In tegenstelling tot Vlaanderen heeft Brussel mogelijk wel nieuwe tewerkstellingsmaatregelen nodig in sociale economie (maar daarom nog geen samenlevingsjobs…). Er werd in de statuten geschrapt die meetellen voor het mandaat inschakeling. De inschakelingscontracten voor jongeren werden stopgezet. Misschien kunnen bestaande, goedwerkende maatregelen (er is momenteel enkel SOCECO en Artikel 60,…) aangepast worden? Hebben de Brusselse experten een opinie? Wat is in deze context een ultiem jobaanbod, een passende betrekking? En voor wie precies?

Sociale economie = deel oplossing !

Sociale economie kan ook in Brussel het recht op werk realiseren voor een deel van de personen die hun werkloosheidsuitkering verliezen– die ver verwijderd zijn van de arbeidsmarkt. Goed natuurlijk dat er een groeiend draagvlak is voor sociale economie. Tegelijkertijd wordt de schaalvergroting van de sociale economie in Brussel een enorme uitdaging want het Brussels beleid heeft kleine organisaties altijd gestimuleerd.

Het nut en gebruik van indicering

Experten beaamden het belang van een vlotte en snelle indicering voor Vlaanderen. In Brussel worden die instrumenten zoals ICF-inschaling minder gebruikt. De vele kleine Brusselse OCMW’s opleiden om zoiets te doen, zonder Actiris, is misschien een denkpiste, gezien de groeiende rol van lokale besturen inzake werk en activering. Maar is dat efficiënt? En hoe zit het eigenlijk met die taakverdeling Actiris /Plaatselijke Besturen, wie neemt hier de leiding? Voor meer toeleiding van doelgroep uit Brussel naar Vlaamse maatwerkbedrijven is vlotte indicering nuttig.

Een snelle, correcte bemiddeling, vragen naar transparantie rond beleid Artikel 60 !

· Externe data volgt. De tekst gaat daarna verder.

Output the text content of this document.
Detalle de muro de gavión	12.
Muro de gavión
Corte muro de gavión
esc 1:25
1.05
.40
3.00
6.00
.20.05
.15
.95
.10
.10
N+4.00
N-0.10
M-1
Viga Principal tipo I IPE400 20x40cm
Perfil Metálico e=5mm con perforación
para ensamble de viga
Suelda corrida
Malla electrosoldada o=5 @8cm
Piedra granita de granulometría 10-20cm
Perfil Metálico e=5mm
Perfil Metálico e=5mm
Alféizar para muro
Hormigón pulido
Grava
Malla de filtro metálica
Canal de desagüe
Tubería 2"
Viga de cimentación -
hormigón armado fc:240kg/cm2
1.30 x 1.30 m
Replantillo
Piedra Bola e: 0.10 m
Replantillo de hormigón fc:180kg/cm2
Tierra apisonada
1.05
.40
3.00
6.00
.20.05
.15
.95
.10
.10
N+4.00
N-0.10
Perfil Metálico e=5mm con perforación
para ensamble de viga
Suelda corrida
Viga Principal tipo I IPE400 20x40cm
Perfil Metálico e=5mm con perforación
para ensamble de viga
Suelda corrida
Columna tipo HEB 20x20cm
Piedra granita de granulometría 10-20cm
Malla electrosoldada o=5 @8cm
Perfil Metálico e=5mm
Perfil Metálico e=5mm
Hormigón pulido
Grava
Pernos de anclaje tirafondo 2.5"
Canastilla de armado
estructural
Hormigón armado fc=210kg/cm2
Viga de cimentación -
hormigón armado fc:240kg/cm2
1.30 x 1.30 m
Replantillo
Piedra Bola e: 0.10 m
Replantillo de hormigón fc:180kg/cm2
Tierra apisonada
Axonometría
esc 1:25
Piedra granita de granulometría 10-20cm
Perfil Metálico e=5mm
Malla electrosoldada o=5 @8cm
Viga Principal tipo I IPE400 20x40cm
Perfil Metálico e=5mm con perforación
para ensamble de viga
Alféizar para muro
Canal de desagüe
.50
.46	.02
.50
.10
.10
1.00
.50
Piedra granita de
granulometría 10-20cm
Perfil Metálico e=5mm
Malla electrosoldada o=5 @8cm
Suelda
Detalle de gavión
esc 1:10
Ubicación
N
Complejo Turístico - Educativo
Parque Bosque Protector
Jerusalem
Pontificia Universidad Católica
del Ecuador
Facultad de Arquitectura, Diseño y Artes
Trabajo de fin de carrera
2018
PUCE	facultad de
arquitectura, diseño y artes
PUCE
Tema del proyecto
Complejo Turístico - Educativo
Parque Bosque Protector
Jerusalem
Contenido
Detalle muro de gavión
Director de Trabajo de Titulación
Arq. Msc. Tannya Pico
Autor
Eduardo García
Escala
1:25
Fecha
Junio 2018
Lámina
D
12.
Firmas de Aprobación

Voor wie nog onvoldoende rechten opbouwde, kan de werkloosheidsuitkering al na 1 jaar worden stopgezet, bij anderen kan dat tot maximum 2 jaar. Het coalitieakkoord maakte geen onderscheid volgens leeftijd. Nu zijn er voor Artikel 60 drie leeftijdsgroepen. Wat gebeurt er met de duur van die Artikel 60 contracten in Brussel, vraagt FeBIO zich af? Lange duur (5 jaar) betekent waarschijnlijk meer beheerskosten voor het OCMW en kansen voor minder mensen. Korte duur (1 jaar) resulteert in een kortere cirkel voor de begunstigden zonder echt uitzicht op werk. Transparantie over het beleid van de 19 autonome OCMW’s betreft de vervangingen van Artikel 60-posten die nu plaatsvinden is cruciaal naar het jaareinde van 2025 toe en ontbreekt. Continuïteit is voor de sociale inschakelingsondernemingen van levensbelang! FeBIO vangt signalen op dat OCMW’s van Schaarbeek, Molenbeek, Ukkel en Dilbeek de vervangingen Artikel 60 vermeerderde toelage momenteel stopzetten.